Чтение онлайн

на главную

Жанры

Шрифт:

Апдайк, однако, всегда обращался с читателем как с партнером в творческом процессе, равноценным взрослым человеком, с которым он разделял любознательность и любование миром. Покидая нас, писатель оставил не одну неопубликованную книгу, а две. Это было проявлением не только любезности, но и насущной необходимости. Пока Апдайк дышал, он писал, и это зачарованное внимание к миру продолжалось до смертного одра. Его последние высказывания, стихи, точно датированные числами со второго ноября по двадцать второе декабря, — о больничной жизни, пневмонии, покойных друзьях, пункционной биопсии, компьютерной томографии и «терминальной точке»; обратите внимание на тон и точность этого последнего (цитируемого) оглядывания окружающего:

Через несколько дней обычным путем пришли результаты: биопсия гланды показала метастаз.

Это пример для любого писателя и нечто бесконечно щемящее для любого преданного читателя.

После первого шока от кончины пришло осознание того, что даже Нобелевская премия в состоянии обеспечить лишь временное постоянство. (В книге Апдайка «Возвращение Бека» Иззи спрашивает Бека, хотелось ли ему когда-нибудь быть членом литературного жюри. «Нет, — отвечает тот, — всегда избегаю этого». — «Я тоже. А кто же соглашается?» — «Пигмеи. А потому кто

получает премию? Такой же пигмей».) Потом среди апдайковцев началось осторожное зондирование; какие из его «более чем шестидесяти книг» останутся после неизбежного отсева историей.

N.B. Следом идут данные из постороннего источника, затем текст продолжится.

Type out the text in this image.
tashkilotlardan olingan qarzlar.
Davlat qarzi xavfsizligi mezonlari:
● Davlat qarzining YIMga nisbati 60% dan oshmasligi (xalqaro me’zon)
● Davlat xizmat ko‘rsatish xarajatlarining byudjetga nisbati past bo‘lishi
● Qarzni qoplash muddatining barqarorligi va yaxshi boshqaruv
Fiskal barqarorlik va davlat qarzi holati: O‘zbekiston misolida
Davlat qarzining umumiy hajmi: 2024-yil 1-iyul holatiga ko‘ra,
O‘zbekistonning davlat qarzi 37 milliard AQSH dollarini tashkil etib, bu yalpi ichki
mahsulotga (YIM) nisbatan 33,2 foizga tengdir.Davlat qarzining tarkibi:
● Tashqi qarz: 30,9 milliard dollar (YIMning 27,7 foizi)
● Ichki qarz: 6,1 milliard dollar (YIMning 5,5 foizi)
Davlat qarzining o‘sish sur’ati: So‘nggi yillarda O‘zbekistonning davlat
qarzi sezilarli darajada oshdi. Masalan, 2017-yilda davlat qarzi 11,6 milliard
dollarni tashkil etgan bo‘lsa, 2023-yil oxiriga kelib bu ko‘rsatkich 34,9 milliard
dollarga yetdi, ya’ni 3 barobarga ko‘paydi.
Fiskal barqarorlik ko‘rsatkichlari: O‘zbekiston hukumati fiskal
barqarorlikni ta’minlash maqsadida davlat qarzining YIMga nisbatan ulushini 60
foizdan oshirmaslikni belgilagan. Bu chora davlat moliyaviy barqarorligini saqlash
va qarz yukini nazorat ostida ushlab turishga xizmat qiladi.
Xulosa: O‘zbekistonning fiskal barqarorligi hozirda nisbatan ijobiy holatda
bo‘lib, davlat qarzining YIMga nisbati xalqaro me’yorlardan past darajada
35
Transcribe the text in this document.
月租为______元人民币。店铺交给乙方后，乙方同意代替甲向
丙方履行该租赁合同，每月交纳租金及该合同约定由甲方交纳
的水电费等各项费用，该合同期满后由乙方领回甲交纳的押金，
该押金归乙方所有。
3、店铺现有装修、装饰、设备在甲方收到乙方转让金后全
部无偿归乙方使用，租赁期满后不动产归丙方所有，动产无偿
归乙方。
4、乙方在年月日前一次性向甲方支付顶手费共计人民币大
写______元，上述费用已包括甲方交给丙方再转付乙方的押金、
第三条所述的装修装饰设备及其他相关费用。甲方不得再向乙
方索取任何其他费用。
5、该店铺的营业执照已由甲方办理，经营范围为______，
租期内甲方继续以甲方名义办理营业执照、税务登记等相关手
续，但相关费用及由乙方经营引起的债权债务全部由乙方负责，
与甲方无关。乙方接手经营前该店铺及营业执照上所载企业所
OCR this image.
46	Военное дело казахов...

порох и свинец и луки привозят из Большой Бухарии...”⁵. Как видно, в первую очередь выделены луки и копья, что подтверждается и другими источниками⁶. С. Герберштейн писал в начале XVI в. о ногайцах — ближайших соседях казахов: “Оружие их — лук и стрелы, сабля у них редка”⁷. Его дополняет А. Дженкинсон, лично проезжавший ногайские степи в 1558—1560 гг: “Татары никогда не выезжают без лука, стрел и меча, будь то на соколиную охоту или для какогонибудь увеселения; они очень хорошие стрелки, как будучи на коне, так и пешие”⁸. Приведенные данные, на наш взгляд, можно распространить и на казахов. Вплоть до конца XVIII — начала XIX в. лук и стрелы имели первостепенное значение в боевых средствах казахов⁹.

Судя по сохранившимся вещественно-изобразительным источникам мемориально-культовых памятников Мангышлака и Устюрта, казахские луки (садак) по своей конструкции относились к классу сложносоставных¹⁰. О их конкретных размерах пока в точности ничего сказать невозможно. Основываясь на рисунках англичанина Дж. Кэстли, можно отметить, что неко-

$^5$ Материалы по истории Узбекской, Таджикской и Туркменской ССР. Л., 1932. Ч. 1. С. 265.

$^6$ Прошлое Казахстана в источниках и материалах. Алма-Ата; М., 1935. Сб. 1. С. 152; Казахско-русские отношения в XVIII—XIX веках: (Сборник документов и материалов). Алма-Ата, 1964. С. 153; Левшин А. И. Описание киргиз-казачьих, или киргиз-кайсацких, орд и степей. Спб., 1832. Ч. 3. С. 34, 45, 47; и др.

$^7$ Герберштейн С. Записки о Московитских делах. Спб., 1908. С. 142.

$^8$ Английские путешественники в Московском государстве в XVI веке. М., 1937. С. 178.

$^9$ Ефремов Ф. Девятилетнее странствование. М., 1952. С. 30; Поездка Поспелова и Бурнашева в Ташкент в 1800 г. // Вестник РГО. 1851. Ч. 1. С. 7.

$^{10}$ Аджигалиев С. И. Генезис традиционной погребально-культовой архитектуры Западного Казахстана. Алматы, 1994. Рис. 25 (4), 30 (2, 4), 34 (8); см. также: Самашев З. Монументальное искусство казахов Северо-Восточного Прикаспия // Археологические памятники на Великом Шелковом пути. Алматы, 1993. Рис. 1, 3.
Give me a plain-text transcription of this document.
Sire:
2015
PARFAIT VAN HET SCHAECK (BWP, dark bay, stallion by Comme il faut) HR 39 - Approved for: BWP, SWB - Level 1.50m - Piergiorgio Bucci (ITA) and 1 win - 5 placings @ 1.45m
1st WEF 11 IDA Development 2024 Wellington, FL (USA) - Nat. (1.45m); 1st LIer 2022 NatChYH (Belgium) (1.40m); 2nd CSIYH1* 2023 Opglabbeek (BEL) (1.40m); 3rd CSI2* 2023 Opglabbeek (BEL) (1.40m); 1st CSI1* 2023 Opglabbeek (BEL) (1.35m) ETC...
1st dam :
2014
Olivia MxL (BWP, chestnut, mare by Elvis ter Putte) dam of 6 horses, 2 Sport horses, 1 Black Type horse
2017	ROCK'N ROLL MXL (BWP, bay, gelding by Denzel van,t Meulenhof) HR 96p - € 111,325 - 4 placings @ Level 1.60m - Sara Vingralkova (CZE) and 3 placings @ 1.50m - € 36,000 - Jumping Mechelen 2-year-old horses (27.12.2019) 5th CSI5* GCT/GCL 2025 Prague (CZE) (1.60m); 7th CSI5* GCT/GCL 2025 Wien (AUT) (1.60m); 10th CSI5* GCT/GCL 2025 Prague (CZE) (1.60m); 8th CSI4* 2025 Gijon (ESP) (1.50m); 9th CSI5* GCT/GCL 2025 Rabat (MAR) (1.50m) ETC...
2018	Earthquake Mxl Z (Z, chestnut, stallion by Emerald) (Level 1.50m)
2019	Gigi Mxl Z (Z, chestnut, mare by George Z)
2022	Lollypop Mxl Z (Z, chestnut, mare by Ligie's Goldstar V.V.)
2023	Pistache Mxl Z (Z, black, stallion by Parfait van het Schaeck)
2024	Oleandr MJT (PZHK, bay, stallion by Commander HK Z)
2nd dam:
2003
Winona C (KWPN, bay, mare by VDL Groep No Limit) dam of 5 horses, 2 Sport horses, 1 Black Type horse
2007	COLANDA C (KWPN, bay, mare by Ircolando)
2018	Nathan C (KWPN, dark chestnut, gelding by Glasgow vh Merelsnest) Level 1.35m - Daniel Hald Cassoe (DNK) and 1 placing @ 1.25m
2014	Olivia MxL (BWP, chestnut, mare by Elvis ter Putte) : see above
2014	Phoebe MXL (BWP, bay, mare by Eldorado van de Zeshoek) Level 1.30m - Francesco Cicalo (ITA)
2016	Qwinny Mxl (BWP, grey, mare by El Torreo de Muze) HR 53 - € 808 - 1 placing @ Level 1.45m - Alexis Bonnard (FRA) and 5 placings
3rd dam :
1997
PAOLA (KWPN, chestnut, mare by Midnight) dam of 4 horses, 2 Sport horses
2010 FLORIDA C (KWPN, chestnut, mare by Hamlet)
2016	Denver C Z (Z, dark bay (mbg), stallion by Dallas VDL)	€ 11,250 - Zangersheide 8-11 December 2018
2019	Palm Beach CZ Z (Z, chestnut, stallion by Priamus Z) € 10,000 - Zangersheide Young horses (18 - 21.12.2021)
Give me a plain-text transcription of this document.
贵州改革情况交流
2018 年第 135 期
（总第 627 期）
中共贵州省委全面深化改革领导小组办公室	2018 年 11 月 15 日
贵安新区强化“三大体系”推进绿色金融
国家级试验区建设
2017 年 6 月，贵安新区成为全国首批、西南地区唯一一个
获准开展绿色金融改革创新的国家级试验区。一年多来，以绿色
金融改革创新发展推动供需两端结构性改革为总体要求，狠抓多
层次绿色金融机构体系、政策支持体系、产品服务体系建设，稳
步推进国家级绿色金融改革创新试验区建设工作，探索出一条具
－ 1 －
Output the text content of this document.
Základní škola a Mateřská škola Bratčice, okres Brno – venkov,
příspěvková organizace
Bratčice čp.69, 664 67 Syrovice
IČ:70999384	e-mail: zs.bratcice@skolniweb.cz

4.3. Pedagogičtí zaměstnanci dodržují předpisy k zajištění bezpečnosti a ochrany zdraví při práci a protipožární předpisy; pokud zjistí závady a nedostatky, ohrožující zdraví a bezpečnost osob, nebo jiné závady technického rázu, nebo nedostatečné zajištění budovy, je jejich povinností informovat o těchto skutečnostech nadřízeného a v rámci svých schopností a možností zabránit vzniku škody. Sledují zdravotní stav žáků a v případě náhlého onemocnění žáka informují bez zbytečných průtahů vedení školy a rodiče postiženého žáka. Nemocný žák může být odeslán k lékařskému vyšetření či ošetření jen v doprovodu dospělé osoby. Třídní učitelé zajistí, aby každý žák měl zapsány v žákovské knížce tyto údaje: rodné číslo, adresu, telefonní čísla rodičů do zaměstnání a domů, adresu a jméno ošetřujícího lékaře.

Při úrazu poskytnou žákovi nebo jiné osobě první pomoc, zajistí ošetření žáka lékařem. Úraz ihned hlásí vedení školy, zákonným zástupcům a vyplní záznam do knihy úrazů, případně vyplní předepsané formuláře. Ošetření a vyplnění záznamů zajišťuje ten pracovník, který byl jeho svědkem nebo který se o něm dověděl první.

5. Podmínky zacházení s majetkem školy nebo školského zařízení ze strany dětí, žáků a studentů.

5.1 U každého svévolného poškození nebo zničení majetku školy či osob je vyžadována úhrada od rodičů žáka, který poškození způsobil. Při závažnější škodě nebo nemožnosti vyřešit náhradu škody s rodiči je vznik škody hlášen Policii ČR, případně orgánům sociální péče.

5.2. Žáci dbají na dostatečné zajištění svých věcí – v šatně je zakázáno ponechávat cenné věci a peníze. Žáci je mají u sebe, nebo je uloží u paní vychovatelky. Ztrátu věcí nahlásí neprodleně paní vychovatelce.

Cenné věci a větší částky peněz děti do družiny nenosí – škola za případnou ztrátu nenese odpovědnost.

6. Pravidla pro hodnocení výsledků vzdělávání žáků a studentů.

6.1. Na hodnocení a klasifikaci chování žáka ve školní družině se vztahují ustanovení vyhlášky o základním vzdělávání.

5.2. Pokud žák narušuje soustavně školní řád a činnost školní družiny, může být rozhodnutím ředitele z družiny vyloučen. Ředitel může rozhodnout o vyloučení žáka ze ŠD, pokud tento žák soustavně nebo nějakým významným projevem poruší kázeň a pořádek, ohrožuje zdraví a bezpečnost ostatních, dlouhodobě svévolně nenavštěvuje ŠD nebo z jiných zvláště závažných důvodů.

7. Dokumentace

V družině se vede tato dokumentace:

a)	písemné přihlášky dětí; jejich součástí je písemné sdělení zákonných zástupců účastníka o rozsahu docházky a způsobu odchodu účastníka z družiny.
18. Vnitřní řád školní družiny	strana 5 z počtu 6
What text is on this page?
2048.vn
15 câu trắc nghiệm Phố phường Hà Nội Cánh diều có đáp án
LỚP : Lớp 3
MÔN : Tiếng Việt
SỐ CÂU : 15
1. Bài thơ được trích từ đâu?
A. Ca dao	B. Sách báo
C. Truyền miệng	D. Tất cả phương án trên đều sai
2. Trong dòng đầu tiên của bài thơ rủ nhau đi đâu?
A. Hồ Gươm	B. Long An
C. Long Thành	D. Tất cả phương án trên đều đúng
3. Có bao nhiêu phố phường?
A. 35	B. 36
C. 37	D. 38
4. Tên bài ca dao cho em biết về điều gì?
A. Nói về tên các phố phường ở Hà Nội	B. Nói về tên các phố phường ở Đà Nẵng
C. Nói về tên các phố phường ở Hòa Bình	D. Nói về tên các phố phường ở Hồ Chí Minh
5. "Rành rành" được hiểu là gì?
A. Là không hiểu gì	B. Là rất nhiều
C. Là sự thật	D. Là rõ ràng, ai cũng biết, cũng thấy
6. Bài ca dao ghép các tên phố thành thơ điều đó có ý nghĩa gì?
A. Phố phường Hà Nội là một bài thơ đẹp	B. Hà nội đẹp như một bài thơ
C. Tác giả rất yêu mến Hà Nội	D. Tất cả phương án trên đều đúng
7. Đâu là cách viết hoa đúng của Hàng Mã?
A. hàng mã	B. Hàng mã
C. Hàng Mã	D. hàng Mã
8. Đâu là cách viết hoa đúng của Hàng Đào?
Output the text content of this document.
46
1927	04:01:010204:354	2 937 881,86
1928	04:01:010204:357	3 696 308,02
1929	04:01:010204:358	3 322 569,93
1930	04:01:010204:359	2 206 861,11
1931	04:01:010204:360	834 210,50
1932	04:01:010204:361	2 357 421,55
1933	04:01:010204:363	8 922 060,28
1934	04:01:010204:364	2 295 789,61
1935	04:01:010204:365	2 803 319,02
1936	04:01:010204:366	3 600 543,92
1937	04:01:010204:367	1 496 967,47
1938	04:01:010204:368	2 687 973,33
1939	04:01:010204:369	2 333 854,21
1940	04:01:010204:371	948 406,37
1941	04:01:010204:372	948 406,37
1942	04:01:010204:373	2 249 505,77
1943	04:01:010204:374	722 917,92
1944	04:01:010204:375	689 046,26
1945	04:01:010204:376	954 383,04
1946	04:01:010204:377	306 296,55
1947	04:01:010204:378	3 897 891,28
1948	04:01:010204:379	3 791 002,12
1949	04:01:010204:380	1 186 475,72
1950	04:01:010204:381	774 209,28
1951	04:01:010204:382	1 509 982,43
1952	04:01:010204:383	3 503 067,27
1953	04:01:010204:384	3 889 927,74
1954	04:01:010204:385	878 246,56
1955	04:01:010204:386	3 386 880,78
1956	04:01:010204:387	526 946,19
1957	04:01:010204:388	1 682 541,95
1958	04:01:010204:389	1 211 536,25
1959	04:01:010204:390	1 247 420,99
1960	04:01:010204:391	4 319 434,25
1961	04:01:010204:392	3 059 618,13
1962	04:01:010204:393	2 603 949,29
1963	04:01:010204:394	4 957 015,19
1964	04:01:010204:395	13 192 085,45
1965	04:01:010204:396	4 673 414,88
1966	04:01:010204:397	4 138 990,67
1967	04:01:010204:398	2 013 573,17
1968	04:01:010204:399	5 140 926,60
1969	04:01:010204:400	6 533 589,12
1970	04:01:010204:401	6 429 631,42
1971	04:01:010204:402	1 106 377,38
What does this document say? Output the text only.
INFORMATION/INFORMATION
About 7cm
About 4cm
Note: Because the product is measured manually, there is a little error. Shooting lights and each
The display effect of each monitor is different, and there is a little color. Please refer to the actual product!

Большинство сходится во мнении, что это тетралогия о «Кролике» и рассказы; в отношении остального единодушия мало. Так, роман «Супружеские пары» — одна из его самых известных несерийных книг — является и самой спорной; ее оппоненты могли бы указать на то, что апдайковские «Рассказы о Мейплах» (известные также как «Слишком далеко идти») дают более компактный и эффектный анализ американского брака на том же отрезке времени. Есть голоса в пользу «Фермы» и «Переворота» (я бы отдал свой за «Версию Роджера»). Сам Апдайк говорил (по крайней мере, в 1985 году), что его любимец — весьма нетипичный (ввиду чрезмерной метафоричности) «Кентавр». Позднее творчество писателя сильно недоодоценивали, порой оно подвергалось просто оскорбительным нападкам; возможно, не сойдет с дистанции «Красота лилий» или «Террорист» (2006).

Последнее произведение отмечено не меньшей смелостью, чем «Заговор против Америки» Филипа Рота, хотя авторы разделяют нежелание довести повествование до логического завершения (для Рота таковым было бы учреждение первого американского концлагеря, а для Апдайка — успешный взрыв в туннеле Линкольна). Как сказала Лорри Мур, «Апдайк, возможно, — наш величайший писатель, хотя и не создавший ни одного великого романа», — но это скорее частность, чем недостаток.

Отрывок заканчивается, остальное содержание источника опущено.